Camille Carr

Contributing Writer

 

At the beginning of this month, President Bolton informed the campus community, in emails that were sent five days apart, that the College was outsourcing dining and custodial services and raising the cost of attendance by 3.5%. The abject horror of a 3.5% increase in tuition speaks for itself. However, the ominousness of the College’s decision to outsource dining and custodial services is less obvious.  

I know students haven’t appreciated the issues caused by the chronic staffing shortages in campus dining but I assure you that outsourcing these services is not an ideal solution to these issues. Many colleges and universities ceased their self-operating dining services decades ago as a means to save money. They began to outsource to multinational food services corporations like Sodexo, Aramark and Compass Group because they promised that they would be able to negotiate more cost-effective contracts with food and beverage manufacturers like Tyson, JBS or Cargill. Sodexo, Aramark and Compass Group own the vast majority of dining contracts in the United States. Each company is able to boast billions in revenue because of their contracts with schools, hospitals, stadiums and prisons. Since food manufacturing corporations want a cut of these lucrative deals, the manufacturing corporations (Tyson, JBS or Cargill) will pay the service corporations a kickback, or rebate, for buying large amounts of their product.  

Not only are these massive corporations complicit in the destruction of the environment and independently-owned family farms but the service workers in their employment are rarely compensated well. Aramark has even allegedly utilized prison labor. It is alarming that one of these companies could potentially be controlling the kind of food we eat and overseeing our dining services staff.  

The college has tried to shift the blame of their staffing shortages on anyone but themselves. President Bolton lamented the college’s struggle to hire more staff “despite rapidly increased wages and benefits” in her email. If the pandemic and the nationwide labor shortage exacerbated already existing issues, what steps did they take to prevent a staffing shortage so dire they could no longer remain self-operating? Yes, the college recently increased the staff’s starting hourly rate to fourteen dollars. But did the people already working for fourteen dollars an hour already get a raise? What else did they do to make this campus a safer and healthier working environment? According to the college’s 990 tax forms, found on ProPublica, President Bolton was paid $623,062 in the fiscal year of 2020. This makes her the highest paid college president in the NCAC and GLCA. How does our president, who was able to take home six figures in a year of profound financial hardship, have the audacity to portray the increase in the starting wage to fourteen dollars an hour as a painful concession? 

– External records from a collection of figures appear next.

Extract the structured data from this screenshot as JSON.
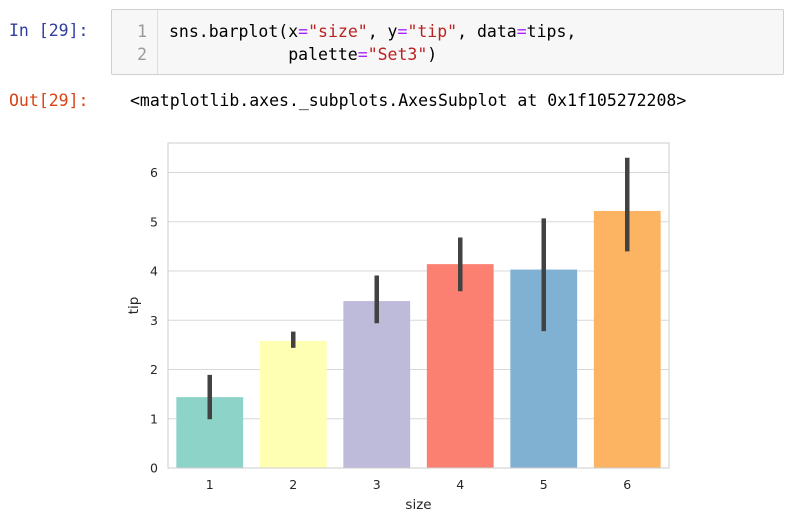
{
  "input_cell": {
    "prompt": "In [29]:",
    "lines": [
      {
        "number": "1",
        "parts": [
          {
            "text": "sns.barplot(x",
            "cls": ""
          },
          {
            "text": "=",
            "cls": "tok-op"
          },
          {
            "text": "\"size\"",
            "cls": "tok-str"
          },
          {
            "text": ", y",
            "cls": ""
          },
          {
            "text": "=",
            "cls": "tok-op"
          },
          {
            "text": "\"tip\"",
            "cls": "tok-str"
          },
          {
            "text": ", data",
            "cls": ""
          },
          {
            "text": "=",
            "cls": "tok-op"
          },
          {
            "text": "tips,",
            "cls": ""
          }
        ]
      },
      {
        "number": "2",
        "parts": [
          {
            "text": "            palette",
            "cls": ""
          },
          {
            "text": "=",
            "cls": "tok-op"
          },
          {
            "text": "\"Set3\"",
            "cls": "tok-str"
          },
          {
            "text": ")",
            "cls": ""
          }
        ]
      }
    ]
  },
  "output_cell": {
    "prompt": "Out[29]:",
    "text": "<matplotlib.axes._subplots.AxesSubplot at 0x1f105272208>"
  },
  "colors": {
    "in_prompt": "#303f9f",
    "out_prompt": "#d84315",
    "grid": "#d8d8d8",
    "axes_edge": "#cccccc",
    "error_bar": "#424242"
  },
  "chart_data": {
    "type": "bar",
    "categories": [
      "1",
      "2",
      "3",
      "4",
      "5",
      "6"
    ],
    "values": [
      1.44,
      2.58,
      3.39,
      4.14,
      4.03,
      5.22
    ],
    "ci_low": [
      0.99,
      2.44,
      2.94,
      3.59,
      2.78,
      4.4
    ],
    "ci_high": [
      1.89,
      2.77,
      3.91,
      4.68,
      5.07,
      6.3
    ],
    "colors": [
      "#8dd3c7",
      "#ffffb3",
      "#bebada",
      "#fb8072",
      "#80b1d3",
      "#fdb462"
    ],
    "xlabel": "size",
    "ylabel": "tip",
    "yticks": [
      "0",
      "1",
      "2",
      "3",
      "4",
      "5",
      "6"
    ],
    "ylim": [
      0,
      6.6
    ],
    "grid": true
  }
}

In 2013, former college President Cornwall informed the campus community that they were considering outsourcing dining services. This admission was met with immense pushback and mobilization. Eventually they decided to maintain their self-operating dining system, until now, of course. In 2022, the College has assured in both their email announcing the decision and in communication to staff that they would ensure that the future contractor will provide the same wages and benefits, including the tuition benefits. Although, I find it supremely difficult to have faith in their promises. Especially, when we do not know who the contractor will be yet and had no idea that the College was even considering outsourcing these services until after they had already made a decision. Even if I did trust this College’s administration, I don’t think they will be able to control the whims of a corporation whose primary objective is to turn a profit.  

Love and solidarity forever to the people who work in dining and custodial services. They are the ones who brew us coffee early in the morning and feed us late into the night. Through inclement weather or a global pandemic, they are always here for us. We should be there for them through this transition.